Artificial intelligence & veterinary medicine: Can machine learning live up to expectations?
Written by R. Scott Nolen
Published by the American Veterinary Medical Association
More than a century ago, the automobile ushered in a new age that fundamentally remade the practice of veterinary medicine. Will artificial intelligence do the same?
Virtually every area of life is somehow touched by AI, enhancing our understanding of complex issues and making better outcomes more likely. In the human health care industry, AI is being used in image interpretation, disease diagnosis, patient monitoring, drug development, and even robotic surgery. Google and IBM have invested heavily in the AI health care sector, which is projected to hit $150 billion over the next decade.
Veterinary medicine and pet owners are also using AI technologies, most notably in the areas of radiography, triage, and diagnosis.
Science fact versus fiction
Artificial intelligence is a field of computer science dealing with the simulation of human intelligence through the use of computers.
AI technology rapidly analyzes massive amounts of data according to a set of instructions known as algorithms to accomplish a specific task. These tasks run the gamut, from making an online book or movie recommendation to identifying a person based on their facial features.

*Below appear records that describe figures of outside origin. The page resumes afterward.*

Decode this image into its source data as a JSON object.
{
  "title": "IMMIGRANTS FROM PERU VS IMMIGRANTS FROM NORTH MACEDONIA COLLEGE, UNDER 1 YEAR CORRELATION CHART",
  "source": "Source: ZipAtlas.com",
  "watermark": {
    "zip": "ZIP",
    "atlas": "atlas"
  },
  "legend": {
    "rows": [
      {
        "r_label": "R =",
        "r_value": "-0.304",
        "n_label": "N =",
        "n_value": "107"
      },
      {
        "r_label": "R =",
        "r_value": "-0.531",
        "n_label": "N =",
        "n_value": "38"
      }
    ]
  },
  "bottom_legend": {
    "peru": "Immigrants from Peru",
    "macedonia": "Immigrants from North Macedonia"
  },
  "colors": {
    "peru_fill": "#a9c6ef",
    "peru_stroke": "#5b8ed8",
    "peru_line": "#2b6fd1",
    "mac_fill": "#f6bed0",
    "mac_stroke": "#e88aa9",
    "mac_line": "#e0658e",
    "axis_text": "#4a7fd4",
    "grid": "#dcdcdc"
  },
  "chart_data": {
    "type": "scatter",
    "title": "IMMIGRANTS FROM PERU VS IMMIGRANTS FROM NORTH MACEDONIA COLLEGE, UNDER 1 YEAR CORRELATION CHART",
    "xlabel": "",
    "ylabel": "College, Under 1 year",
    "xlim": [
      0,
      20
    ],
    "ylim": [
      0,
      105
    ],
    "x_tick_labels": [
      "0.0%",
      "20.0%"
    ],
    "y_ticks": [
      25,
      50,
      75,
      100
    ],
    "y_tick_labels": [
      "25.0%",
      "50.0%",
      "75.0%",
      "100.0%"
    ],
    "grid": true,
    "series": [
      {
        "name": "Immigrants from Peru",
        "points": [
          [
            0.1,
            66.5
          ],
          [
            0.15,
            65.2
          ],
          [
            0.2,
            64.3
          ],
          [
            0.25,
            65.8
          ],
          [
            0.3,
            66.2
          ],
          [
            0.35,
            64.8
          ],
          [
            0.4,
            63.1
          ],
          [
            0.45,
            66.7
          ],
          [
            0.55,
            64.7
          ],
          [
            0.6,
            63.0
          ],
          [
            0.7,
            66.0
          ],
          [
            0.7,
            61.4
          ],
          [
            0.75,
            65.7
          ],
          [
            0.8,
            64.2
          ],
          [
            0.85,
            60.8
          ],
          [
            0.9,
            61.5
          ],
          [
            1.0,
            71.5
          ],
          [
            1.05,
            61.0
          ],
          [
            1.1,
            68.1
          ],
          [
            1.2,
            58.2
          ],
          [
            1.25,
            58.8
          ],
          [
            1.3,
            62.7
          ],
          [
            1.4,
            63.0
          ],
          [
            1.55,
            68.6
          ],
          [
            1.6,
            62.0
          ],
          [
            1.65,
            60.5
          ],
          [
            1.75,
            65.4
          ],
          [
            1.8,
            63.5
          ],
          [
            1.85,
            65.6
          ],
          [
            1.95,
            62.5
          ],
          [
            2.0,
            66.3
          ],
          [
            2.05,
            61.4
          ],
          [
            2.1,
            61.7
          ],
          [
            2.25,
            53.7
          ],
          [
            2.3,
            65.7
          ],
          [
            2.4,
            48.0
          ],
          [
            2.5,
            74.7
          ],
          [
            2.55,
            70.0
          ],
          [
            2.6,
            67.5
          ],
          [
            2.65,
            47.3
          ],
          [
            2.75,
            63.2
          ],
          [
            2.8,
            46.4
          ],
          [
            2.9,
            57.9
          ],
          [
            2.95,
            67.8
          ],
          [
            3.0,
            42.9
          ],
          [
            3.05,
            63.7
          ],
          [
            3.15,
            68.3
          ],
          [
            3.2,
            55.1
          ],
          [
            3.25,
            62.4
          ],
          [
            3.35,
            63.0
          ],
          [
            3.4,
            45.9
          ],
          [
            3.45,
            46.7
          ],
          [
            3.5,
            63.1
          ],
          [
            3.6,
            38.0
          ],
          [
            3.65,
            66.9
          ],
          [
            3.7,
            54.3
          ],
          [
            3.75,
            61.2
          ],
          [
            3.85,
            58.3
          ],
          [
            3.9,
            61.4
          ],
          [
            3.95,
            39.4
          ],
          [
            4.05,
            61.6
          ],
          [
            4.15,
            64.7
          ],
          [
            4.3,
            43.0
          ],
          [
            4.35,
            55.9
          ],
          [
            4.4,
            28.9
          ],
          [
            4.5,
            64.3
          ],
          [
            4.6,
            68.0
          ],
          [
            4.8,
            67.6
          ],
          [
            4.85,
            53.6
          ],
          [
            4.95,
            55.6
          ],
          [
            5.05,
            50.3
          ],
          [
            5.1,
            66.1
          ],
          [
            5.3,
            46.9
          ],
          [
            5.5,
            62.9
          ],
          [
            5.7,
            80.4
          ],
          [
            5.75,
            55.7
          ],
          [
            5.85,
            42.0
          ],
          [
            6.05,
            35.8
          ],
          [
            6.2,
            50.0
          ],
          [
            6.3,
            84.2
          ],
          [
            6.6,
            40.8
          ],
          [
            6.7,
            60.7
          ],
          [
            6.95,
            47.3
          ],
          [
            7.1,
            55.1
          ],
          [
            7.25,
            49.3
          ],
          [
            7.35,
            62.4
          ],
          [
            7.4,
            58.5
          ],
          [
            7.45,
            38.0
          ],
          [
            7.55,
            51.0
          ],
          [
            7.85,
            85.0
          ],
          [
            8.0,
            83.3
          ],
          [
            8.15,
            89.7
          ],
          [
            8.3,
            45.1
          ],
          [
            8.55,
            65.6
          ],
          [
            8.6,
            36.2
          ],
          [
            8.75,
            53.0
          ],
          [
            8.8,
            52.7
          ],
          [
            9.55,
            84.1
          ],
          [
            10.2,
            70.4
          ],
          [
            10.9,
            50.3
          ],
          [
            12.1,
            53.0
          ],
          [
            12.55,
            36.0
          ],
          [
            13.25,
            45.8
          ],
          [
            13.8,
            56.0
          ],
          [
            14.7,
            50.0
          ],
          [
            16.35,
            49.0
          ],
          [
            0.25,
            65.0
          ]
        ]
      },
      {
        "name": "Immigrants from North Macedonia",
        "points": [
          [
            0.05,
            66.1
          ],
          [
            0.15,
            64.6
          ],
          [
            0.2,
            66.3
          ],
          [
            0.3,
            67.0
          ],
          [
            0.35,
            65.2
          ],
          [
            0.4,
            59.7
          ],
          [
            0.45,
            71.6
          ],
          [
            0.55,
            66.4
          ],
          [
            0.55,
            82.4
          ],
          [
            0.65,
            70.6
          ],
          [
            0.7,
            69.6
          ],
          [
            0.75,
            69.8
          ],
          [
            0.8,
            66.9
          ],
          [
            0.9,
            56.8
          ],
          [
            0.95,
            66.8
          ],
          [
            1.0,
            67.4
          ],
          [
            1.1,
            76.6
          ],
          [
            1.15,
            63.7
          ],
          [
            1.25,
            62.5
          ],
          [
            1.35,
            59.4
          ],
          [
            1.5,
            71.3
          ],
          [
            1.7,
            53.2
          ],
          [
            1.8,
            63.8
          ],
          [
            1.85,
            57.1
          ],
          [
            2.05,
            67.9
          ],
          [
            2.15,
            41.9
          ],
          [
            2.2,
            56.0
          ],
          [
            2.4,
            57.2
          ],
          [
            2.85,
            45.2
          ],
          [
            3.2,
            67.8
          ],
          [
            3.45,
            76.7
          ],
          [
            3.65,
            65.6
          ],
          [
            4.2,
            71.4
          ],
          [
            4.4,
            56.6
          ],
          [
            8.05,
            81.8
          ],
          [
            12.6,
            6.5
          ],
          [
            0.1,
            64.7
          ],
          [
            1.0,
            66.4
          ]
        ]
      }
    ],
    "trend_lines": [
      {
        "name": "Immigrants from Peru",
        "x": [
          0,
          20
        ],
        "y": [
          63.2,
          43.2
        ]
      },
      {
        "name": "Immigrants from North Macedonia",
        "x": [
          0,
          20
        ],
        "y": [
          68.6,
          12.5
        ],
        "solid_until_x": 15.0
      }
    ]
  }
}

And yet, the technology is nowhere near replicating human cognition or creativity. AI can only do what it’s instructed to do, meaning that the algorithms used to sniff out tax fraud can’t also forecast tomorrow’s weather.
Thomas Strohmer, PhD, is a mathematics professor and director of the Center for Data Science and Artificial Intelligence Research at the University of California-Davis. The center promotes interdisciplinary collaborations that use data science and AI to find solutions to some of the world’s most pressing problems, such as climate change and affordable health care for everyone. Dr. Strohmer says there are two types of AI.
“One is a general, very high view of AI that can think and read like humans. This is a grand vision of AI that doesn’t exist yet, right? It’s science fiction and doesn’t exist, not even close,” he explained. “Then you have the more narrow AI that you use for driving cars, language translation, and other really impressive applications. This is what we usually mean when we talk about AI: task-specific AI.
“But I should make it very clear, there is no ‘I’ in AI, not yet. The people who write these algorithms are very intelligent, but the algorithms themselves are not intelligent in a way that they can reason.”
In a 2019 report, the National Academy of Medicine wrote, “AI has the potential to revolutionize health care” and “offers unprecedented opportunities to improve patient and clinical team outcomes, reduce costs, and impact population health.”
The academy also sought to temper expectations about what AI could achieve, however. “One of the greatest near-term risks in the current development of AI tools in medicine is not that it will cause serious unintended harm, but that it simply cannot meet the incredible expectations stoked by excessive hype. Indeed, so-called AI technologies such as deep learning and machine learning are riding atop the utmost peak of inflated expectations for emerging technologies.”
Data analysis
Dr. Krystle Reagan makes it clear that she isn’t a computer scientist. Rather, she’s a veterinary internist at the UC-Davis Veterinary Medical Teaching Hospital and an advocate of AI. She helped develop an algorithm to detect Addison disease with an accuracy rate greater than 99%.
“We call Addison’s disease ‘the great pretender’ because dogs come in with very vague clinical signs. The blood work can look like intestinal disease, it can look like kidney disease, it can look like liver disease. So it’s one of those conditions that you really have to be on your toes,” Dr. Reagan said.
Blood work results from more than 1,000 dogs previously treated at the teaching hospital were used to train an AI program to detect complex patterns suggestive of the disease. The computer program was then able to use these patterns to determine whether a new patient has Addison disease. Dr. Reagan and her team published their findings in the July 2020 issue of the journal Domestic Animal Endocrinology.
Now Dr. Reagan is coding data from canine patients seen at the UC-Davis teaching hospital over the past decade in which leptospirosis was diagnosed or suspected but later ruled out. The project is a collaboration among Drs. Reagan and Strohmer and the center for data science and AI.
“Then we’re using machine learning algorithms to try to identify subtle patterns in the blood work of these dogs that might help us categorize them as having leptospirosis or not earlier than we can with traditional diagnostics,” Dr. Reagan explained.
Timing is important when diagnosing leptospirosis, Dr Reagan said, because the disease can cause serious kidney problems that can become so severe as to require dialysis. “Unfortunately, the gold standard testing for leptospirosis requires two antibody tests about 10 days apart,” she continued.
“The gold standard tells us that I can’t make a diagnosis until at least 10 days after illness. And we really need some sort of tool to help us give owners some guidance in terms of prognosis when we’re looking at this ill dog and deciding whether or not to move forward with dialysis.
“We’re hopeful that we can find patterns in the data that will help us classify our canine patients as having leptospirosis or not—or at least to help us say we think there is an 80% chance that your dog has leptospirosis or we think it’s very unlikely that your dog has leptospirosis.”